Garantir que, tomada a decisão, o Estado assegura ao cidadão todos os meios para que “parta sem dor”, é o mínimo que alguém bem formado deve exigir.
É isso que irá a votação na próxima terça-feira, dia 29 de Maio. Permitir que seja o cidadão a escolher se morrerá em sofrimento ou antecipar o momento da partida por ser insuportável continuar a viver.
Antes de pensar seja no que for, pense primeiro que é um familiar seu que, na sua presença, pede para morrer; em seguida pense que pode ser você.
O que lhe diz a sua consciência?
A tua clareza de pensamento, neste dia em que assisto pela televisão à discussão dos projetos de legalização da eutanásia, faz-me declarar que sou pela despenalização, já pelo meu percurso, já pela experiência de vida, já pelo respeito pela pessoa humana.
Um abraço da Isabel Amorim
Não duvido sobre a bondade da proposta.
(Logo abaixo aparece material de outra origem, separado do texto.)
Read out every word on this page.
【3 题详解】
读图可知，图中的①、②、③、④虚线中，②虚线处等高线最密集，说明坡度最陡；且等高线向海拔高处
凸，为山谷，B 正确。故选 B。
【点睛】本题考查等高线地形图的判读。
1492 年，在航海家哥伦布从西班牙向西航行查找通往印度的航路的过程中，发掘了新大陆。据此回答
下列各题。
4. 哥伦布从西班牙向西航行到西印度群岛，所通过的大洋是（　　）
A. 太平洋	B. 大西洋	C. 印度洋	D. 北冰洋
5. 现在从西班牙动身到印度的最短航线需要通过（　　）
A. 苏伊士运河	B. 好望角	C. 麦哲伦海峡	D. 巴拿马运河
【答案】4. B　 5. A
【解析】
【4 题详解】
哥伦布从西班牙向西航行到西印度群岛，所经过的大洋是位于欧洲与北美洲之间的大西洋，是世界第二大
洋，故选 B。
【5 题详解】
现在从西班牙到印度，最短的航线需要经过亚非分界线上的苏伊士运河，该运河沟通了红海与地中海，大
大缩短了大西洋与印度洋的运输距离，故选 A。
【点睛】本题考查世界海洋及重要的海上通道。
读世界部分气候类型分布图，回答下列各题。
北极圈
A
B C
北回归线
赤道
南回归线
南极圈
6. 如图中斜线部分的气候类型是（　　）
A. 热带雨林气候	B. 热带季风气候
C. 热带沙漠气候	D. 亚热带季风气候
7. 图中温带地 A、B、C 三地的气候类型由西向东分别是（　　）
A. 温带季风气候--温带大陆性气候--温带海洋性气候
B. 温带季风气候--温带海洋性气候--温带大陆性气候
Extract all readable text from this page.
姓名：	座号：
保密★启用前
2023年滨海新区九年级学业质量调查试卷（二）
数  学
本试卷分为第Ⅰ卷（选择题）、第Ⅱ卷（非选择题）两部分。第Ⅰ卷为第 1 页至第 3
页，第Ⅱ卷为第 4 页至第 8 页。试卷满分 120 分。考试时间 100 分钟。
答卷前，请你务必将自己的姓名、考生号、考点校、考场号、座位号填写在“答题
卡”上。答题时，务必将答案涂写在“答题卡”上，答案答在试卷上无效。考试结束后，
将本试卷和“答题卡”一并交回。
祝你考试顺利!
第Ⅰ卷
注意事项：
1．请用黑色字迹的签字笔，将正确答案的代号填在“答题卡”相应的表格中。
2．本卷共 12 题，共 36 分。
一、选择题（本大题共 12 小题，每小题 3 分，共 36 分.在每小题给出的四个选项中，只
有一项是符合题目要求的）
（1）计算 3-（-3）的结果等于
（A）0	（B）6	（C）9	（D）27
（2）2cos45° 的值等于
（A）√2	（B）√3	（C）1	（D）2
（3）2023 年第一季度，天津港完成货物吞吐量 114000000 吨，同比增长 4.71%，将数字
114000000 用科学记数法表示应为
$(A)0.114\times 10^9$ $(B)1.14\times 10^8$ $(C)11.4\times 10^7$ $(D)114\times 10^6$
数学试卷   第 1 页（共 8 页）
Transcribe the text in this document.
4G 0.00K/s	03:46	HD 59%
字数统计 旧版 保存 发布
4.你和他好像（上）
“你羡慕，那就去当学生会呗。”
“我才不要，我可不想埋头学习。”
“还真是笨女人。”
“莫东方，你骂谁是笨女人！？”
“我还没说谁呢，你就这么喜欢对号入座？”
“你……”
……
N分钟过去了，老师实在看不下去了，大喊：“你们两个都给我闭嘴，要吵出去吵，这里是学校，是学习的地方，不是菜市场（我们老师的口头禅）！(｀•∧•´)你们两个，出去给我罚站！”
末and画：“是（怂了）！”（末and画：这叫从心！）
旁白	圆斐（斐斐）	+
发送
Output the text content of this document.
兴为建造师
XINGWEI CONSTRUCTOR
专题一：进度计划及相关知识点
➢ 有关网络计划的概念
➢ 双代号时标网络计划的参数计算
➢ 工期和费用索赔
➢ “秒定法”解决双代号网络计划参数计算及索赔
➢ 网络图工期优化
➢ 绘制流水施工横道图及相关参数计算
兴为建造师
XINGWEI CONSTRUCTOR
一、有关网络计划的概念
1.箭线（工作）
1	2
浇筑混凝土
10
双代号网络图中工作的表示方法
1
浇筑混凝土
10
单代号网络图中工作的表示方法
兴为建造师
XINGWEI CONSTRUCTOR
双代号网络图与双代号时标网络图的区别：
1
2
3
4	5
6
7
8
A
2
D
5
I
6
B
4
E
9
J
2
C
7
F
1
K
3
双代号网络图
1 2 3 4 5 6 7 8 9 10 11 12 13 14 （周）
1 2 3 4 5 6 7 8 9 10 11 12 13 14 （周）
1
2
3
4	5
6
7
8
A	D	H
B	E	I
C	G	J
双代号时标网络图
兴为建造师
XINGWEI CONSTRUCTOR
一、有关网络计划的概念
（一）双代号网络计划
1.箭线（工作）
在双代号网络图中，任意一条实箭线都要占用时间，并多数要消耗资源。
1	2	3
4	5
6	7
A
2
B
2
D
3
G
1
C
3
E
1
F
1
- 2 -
Como dizes, é também uma questão de liberdade pessoal. Pelo facto de alguém poder decidir pela eutanásia não significa que se torne uma obrigação, Portanto, de que ter medo?
Ana Valente Uma das coisas que sempre me pareceram essenciais para que um ser humano possa viver com dignidade, é a LIBERDADE. Liberdade de decidir, de escolher. A matéria aqui trazida à colação é extremamente sensível e delicada. Razão acrescida para que a solução que preserve a possibilidade de livre decisão deva ser a escolhida. Como já alguém aqui referiu antes de mim, dar a possibilidade de escolha, abrir a porta à decisão consciente de cada um, não é obrigar quem quer que seja a optar por uma ou outra via. Já o seu contrário é claramente coartar a possibilidade de seguir por um dos caminhos. Criem-se formas de fornecer informação clara e objectiva sobre cada um dos caminhos, e dê-se a cada um a possibilidade de fazer a sua escolha. Eu exijo isso para mim. Se algum dia me deparar com essa situação, exijo decidir se quero ou não acabar com o meu sofrimento. E se o exijo para mim, exijo-o para todos. Isso também é exercer liberdade.